An aerial map of Dallas tells a disturbing tale: Our city today is an illogical patchwork of neighborhoods and districts, divided by highways. Where there are highways you can see dead space on either side, and when you drive these areas, you see empty bottles, trash, boarded-up shops, stray dogs.
All of this can change. Right now, there are hundreds of acres of prime land adjacent to downtown Dallas to the east and south that are underdeveloped and undervalued. It’s uncanny: wherever there are highways—such as 1-345, I-30 and the elevated portion of I-45 between downtown and the Trinity—you’ll find wasteland. And that’s where lies the opportunity. Dallas is one of the few major cities in the world where this kind of potential development exists in its urban core. The upside is huge: development of Uptown in the 2000s resulted in an additional $6.5 billion added to the city’s tax base. The total tax value of downtown Dallas is only $4.5 billion. (Without Uptown, the tax base would have declined.)

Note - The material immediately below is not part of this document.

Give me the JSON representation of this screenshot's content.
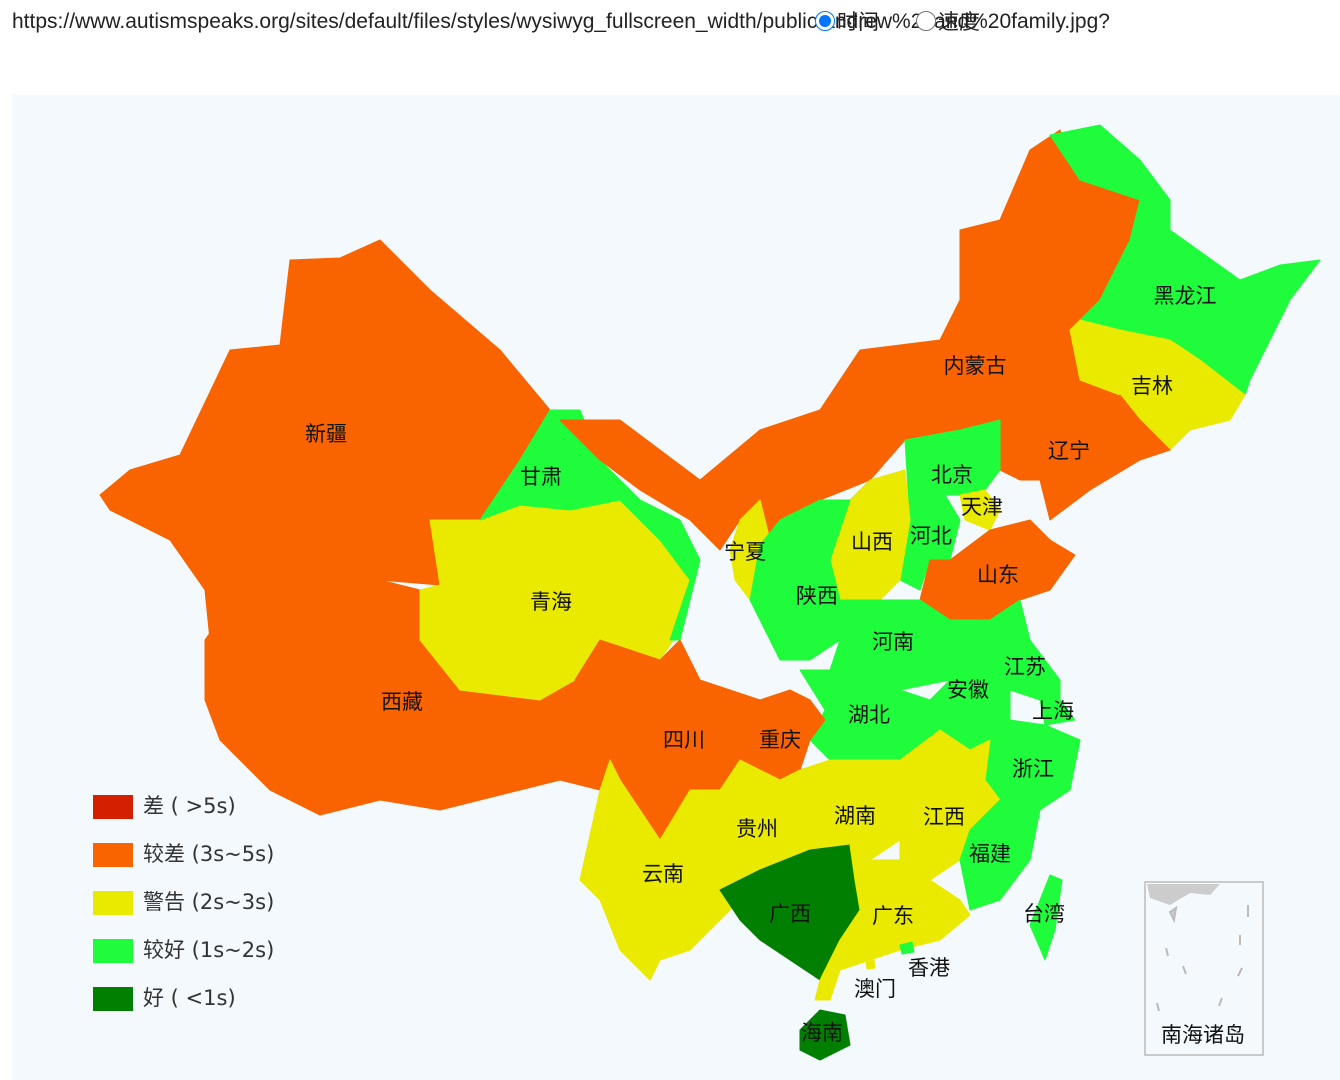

To take advantage of the opportunity, Dallas needs to elect and support city council candidates who are committed to a strong city center, and will work to reconnect long-divided neighborhoods and re-knit the fabric of daily life in East and South Dallas. The city needs to grow its tax base by laying out a new street and boulevard grid that will encourage development and increase the tax base like Uptown has done.